Premier Miton Diversified funds
Neil Birrell, Premier Miton’s Chief Investment Officer and lead manager of the Diversified fund range gives some examples of companies that could do well, in good economic times and bad.
For information purposes only. The views and opinions expressed here are those of the author at the time of writing and can change; they may not represent the views of Premier Miton and should not be taken as statements of fact, nor should they be relied upon for making investment decisions.
In favour; stocks for all seasons
The subject of this note was triggered by an email sent to the Diversified funds’ investment team by Jon Hudson, who manages the UK equity exposure within the funds with Benji Dawes. We have been keen on parts of the UK equity market for some time, but after the reaction to central bank policy measures where they held interest rates, Jon made a good point about not getting carried away.
Why?
The policy decisions from the Fed and the Bank of England at the start of November were expected, but still greeted with cheer by investors. But, of greater impact were their statements and what was read into them.
Firstly, the Fed went further than they have previously in hinting that we may now be at the peak level for rates. There was no chance of them actually confirming that and they left the door open to more hikes, but markets moved to reflect that view. Of course, inflation could stay elevated or even rise from here, but the signs are good; the economy is slowing nicely and inflation has moderated considerably.
In the UK it was a similar outcome, however, the reasons for the cheer over rates were driven by fears that the UK economy is being damaged by the high interest rates already and recession is looming; inflation is still too high, wages are rising, unemployment is up, the housing market is showing signs of stress and the overall picture is not good. So, investors are starting to bet that interest rates will start coming down in the second half of next year.
The reaction of markets was rapid. US Treasury yields fell and the FTSE 250 Index was strong. However, we have had false dawns before and we should remain cautious and vigilant.
Who?
Equity markets are very diverse and it is crucial to be invested in the right parts of them, whether that be region, sector or size and type of company. At the moment, with the economic uncertainty around, having a balance is important and holding companies that could do well in difficult economic conditions is a part of that.

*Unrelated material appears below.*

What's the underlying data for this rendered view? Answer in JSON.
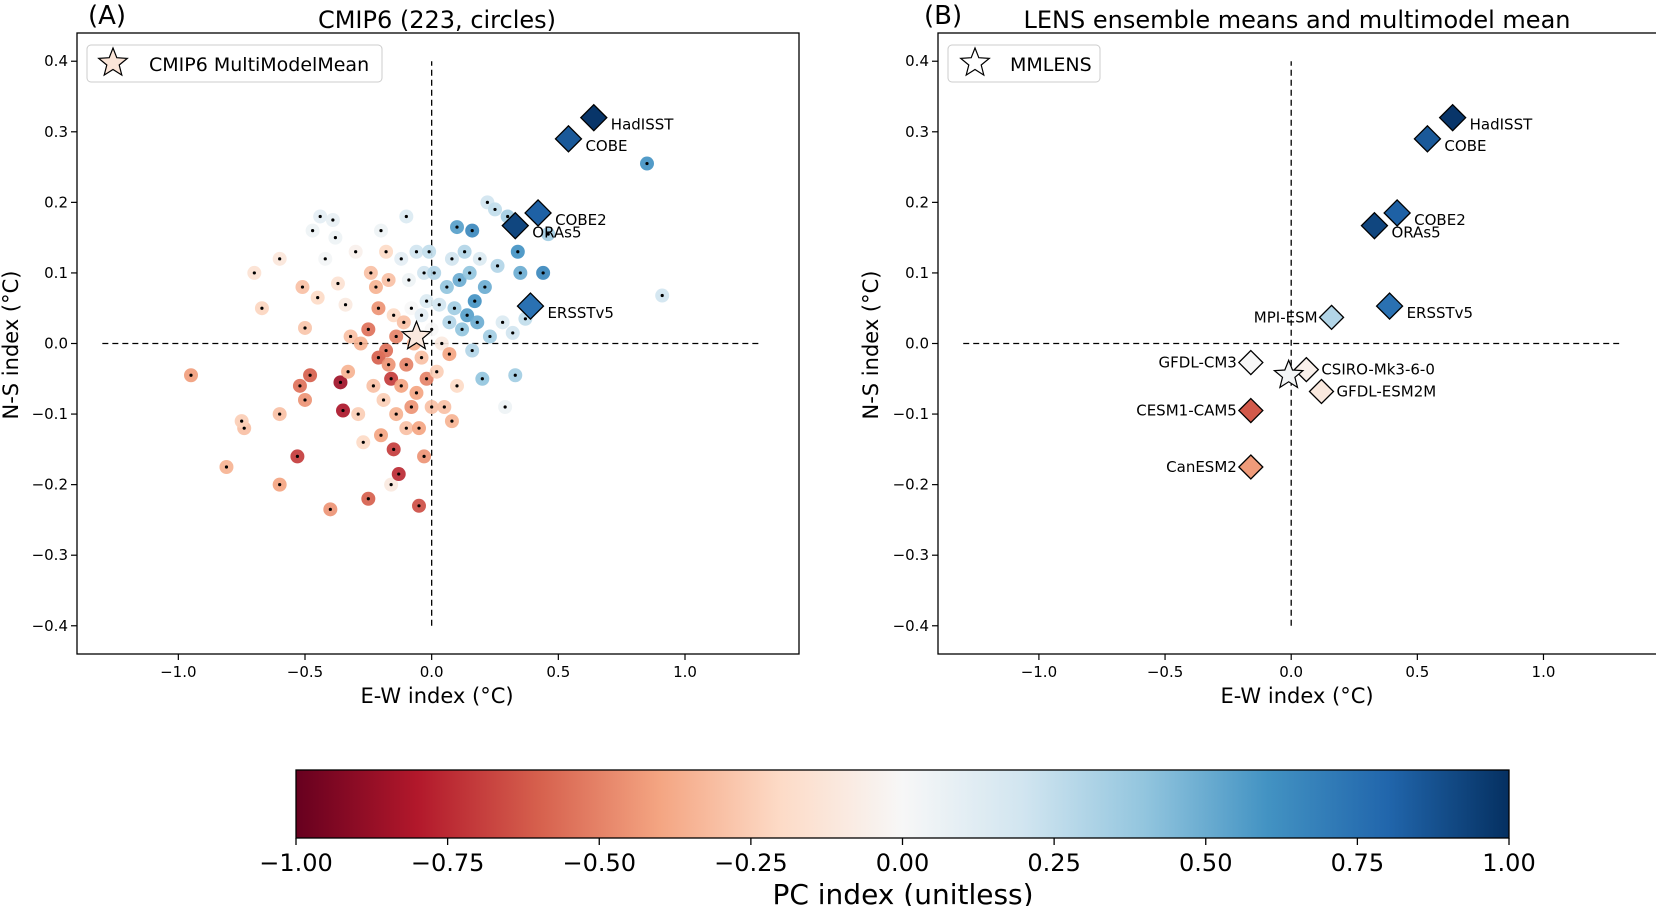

The healthcare sector is a good illustration of that. In the Diversified funds we hold companies in the US such as Styker and Abbvie. Stryker develops, manufactures and markets specialty surgical and medical products, whilst Abbvie produces pharmaceutical drugs for specialty therapeutic areas such as immunology, chronic kidney disease, hepatitis C, women’s health, oncology and neuroscience. Unfortunately, demand for products produced by these companies is likely to remain strong.
In the UK, Jon pointed to these companies we hold which have traits that could hold them in good stead or be of benefit if the UK economy does head towards recession.
Telecom Plus operates under the brand Utility Warehouse (UW). It offers customers electricity, gas, broadband, mobile and insurance at a discounted price if they take up more than one service. In a similar vein, a name you will recognise, MoneySuperMarket offers one-stop-shop savings to customers across a wide range of consumer products.
Discounters in the retail sector tend to benefit as consumers trade down when money is tight. B&M Stores is a good example of this, as is AB Foods, whose name hides the fact that around half the company’s business is Primark! Target Corp provides the same opportunity in the US equity portfolio.
Finally, FRP Advisory is an insolvency practitioner; as economic conditions worsen, companies go bust. An unfortunate consequence, but a fact of life.
Across the range of Diversified funds we maintain a balanced approach to the equity portfolios. Whilst we believe we hold many attractive long term growth companies, we also understand that economic conditions are tough. Therefore, having companies that can benefit from that, or at least be hurt less, is a sensible move in our view. The positive market conditions since the central bank policy decisions may carry on, which would be great, but we are not out of the woods yet.
Out of favour; the magnificent five
At the risk of boring you, we still have little exposure to the very large US technology and communications companies that have become known as the “magnificent seven”. We have holdings in NVIDIA and Microsoft because of their AI exposure, but believe the others present too much risk at these levels.
Apple announced its fourth quarter profits on 2 November which showed that revenues had fallen for the fourth quarter in a row. We shouldn’t feel too sorry for them though, revenues were still $89.5 billion in the 3 months.
It has been a stock market darling for a long time with a constant stream of new products and high demand globally leading to soaring profits and share price.